Identity

The Identical Twins Problem

Two people are physically and genetically identical at birth. Decades later, they're completely different people, with different values, memories, relationships, and ways of being. What made them different, and where does your sense of self actually come from?

This isn't a formal philosophical thought experiment. It's an observation with deep philosophical implications. Identical twins start with the same biology. Their divergence is a natural experiment in the question of what constitutes personal identity and selfhood.

The setup

Two identical twins are born with the same DNA, the same starting brain, the same family. At 40, they have different politics, different careers, different relationships, different fears. One is an introvert; one fills every room. One believes in God; one doesn't.

The differences grew from experience: different teachers, different friends, different moments that happened to stick. A compliment at age 7. A book that fell off a shelf. A heartbreak at 23.

What this tells us about identity

If two people with the same biology become completely different people, then biology is not identity. The "you" that exists now is the accumulated result of a thousand contingencies that could have gone differently.

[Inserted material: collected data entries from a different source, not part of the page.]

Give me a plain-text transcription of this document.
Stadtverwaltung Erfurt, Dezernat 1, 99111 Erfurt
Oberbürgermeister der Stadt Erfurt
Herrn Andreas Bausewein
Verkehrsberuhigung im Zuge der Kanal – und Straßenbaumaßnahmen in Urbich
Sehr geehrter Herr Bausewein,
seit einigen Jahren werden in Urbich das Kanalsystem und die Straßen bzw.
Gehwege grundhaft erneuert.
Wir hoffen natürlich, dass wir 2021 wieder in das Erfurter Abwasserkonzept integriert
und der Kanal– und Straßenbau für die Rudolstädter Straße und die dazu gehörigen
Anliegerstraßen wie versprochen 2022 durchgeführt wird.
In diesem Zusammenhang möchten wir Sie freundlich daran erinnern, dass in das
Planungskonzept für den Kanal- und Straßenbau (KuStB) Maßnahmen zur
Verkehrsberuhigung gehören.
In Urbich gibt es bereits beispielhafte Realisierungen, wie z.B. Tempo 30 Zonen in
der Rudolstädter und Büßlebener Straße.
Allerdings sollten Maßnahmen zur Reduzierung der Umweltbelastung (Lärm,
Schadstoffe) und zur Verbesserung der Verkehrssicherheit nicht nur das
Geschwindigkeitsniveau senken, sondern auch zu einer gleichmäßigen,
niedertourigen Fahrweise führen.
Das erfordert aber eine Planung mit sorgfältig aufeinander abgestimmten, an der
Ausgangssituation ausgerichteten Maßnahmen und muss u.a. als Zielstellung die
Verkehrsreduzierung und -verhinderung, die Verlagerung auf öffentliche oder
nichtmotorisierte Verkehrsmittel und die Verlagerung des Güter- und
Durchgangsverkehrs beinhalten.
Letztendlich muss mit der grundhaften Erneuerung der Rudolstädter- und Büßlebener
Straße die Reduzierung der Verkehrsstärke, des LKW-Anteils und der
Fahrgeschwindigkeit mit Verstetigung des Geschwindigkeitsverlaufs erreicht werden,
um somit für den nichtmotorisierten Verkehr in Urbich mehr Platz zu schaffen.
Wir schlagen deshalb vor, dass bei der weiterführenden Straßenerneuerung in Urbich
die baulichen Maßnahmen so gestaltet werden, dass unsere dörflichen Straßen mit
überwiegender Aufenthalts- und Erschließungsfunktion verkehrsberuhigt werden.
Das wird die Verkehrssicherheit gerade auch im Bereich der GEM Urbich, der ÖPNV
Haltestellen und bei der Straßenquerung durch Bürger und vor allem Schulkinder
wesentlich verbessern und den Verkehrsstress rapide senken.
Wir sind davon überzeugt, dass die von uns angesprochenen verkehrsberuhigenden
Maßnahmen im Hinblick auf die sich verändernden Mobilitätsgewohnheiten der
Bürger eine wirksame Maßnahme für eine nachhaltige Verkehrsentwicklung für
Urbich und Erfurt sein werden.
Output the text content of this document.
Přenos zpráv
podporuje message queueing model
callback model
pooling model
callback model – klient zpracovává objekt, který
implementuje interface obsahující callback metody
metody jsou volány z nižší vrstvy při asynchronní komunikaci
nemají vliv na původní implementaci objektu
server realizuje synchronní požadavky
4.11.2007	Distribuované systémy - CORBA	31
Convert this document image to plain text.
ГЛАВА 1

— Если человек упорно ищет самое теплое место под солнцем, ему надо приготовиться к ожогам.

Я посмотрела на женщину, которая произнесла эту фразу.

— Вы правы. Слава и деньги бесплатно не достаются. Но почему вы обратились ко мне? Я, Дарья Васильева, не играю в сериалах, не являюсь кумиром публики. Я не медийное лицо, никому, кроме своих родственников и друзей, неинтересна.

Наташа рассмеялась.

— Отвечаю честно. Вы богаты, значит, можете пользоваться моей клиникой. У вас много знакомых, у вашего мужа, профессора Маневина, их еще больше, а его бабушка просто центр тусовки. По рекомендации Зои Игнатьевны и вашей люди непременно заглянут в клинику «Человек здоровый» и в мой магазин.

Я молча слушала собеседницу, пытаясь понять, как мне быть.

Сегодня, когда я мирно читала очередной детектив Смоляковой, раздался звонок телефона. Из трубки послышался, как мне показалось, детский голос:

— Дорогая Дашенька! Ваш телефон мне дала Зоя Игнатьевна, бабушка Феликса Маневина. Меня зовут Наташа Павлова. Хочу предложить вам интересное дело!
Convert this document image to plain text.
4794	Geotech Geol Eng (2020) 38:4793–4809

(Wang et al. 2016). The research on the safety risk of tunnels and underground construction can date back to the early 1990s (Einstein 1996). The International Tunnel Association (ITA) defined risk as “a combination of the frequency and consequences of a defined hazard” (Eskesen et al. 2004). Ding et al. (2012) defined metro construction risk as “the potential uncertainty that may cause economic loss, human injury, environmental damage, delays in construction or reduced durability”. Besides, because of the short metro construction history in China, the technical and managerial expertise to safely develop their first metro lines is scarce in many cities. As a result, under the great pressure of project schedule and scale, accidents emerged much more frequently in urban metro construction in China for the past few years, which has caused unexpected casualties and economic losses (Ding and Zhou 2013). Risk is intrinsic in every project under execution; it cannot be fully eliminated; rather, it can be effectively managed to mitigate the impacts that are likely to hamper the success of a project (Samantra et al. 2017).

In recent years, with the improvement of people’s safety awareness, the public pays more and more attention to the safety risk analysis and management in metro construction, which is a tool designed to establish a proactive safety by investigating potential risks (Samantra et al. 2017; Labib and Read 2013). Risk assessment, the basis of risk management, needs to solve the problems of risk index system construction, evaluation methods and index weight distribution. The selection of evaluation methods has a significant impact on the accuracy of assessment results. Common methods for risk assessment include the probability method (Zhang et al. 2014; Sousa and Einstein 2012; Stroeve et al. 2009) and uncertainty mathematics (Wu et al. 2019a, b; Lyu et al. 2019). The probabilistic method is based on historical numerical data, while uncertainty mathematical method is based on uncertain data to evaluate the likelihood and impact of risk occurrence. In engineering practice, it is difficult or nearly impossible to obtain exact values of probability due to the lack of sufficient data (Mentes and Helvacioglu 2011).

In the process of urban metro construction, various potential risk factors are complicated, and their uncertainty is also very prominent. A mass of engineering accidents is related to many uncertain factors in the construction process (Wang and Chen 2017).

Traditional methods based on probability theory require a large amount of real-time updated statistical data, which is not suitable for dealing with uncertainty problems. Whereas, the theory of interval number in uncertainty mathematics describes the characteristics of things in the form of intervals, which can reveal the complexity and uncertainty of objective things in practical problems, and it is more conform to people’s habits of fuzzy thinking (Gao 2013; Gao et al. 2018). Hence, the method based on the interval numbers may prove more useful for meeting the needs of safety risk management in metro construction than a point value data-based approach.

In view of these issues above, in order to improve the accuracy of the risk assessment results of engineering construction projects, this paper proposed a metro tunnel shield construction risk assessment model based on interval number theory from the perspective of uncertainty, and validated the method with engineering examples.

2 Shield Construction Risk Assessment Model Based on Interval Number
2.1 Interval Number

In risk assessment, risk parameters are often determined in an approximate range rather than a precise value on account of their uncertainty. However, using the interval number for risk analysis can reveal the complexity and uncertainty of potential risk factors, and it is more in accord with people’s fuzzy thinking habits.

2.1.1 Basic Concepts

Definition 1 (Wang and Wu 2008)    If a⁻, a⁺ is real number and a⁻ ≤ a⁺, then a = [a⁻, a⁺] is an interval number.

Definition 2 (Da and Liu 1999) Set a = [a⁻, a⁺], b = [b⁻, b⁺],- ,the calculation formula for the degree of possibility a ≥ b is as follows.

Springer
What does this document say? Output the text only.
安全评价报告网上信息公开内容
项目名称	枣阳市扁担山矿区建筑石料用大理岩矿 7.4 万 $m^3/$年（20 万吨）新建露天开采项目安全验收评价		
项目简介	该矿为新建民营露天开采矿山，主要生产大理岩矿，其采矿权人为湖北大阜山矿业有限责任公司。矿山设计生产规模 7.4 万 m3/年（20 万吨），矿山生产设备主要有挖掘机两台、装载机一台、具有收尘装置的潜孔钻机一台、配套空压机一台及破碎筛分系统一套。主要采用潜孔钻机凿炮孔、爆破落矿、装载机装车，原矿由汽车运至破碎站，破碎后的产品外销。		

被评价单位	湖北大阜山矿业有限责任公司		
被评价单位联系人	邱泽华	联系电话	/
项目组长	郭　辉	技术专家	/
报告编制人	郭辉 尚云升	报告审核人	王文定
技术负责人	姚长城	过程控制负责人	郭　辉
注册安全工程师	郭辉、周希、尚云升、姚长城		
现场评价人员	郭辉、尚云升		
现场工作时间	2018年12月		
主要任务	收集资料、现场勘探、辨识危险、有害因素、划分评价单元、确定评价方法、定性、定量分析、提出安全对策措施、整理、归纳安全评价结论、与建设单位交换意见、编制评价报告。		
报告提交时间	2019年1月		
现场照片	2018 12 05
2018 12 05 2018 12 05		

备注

This is unsettling and liberating in equal measure. It means you are not predetermined. It also means you could have been someone very different, and so could the people you find it hardest to understand.

The philosophical question it opens

If your identity is constituted by your experiences and memories, then:

  • When significant memory is lost (dementia), is the same person still there?
  • If your memories were systematically replaced, would you be the same person?
  • If two people had their memories completely swapped, would they swap identities?

The twins make vivid what the more abstract thought experiments imply: there is no fixed self underneath the experiences. You are, in large part, what has happened to you.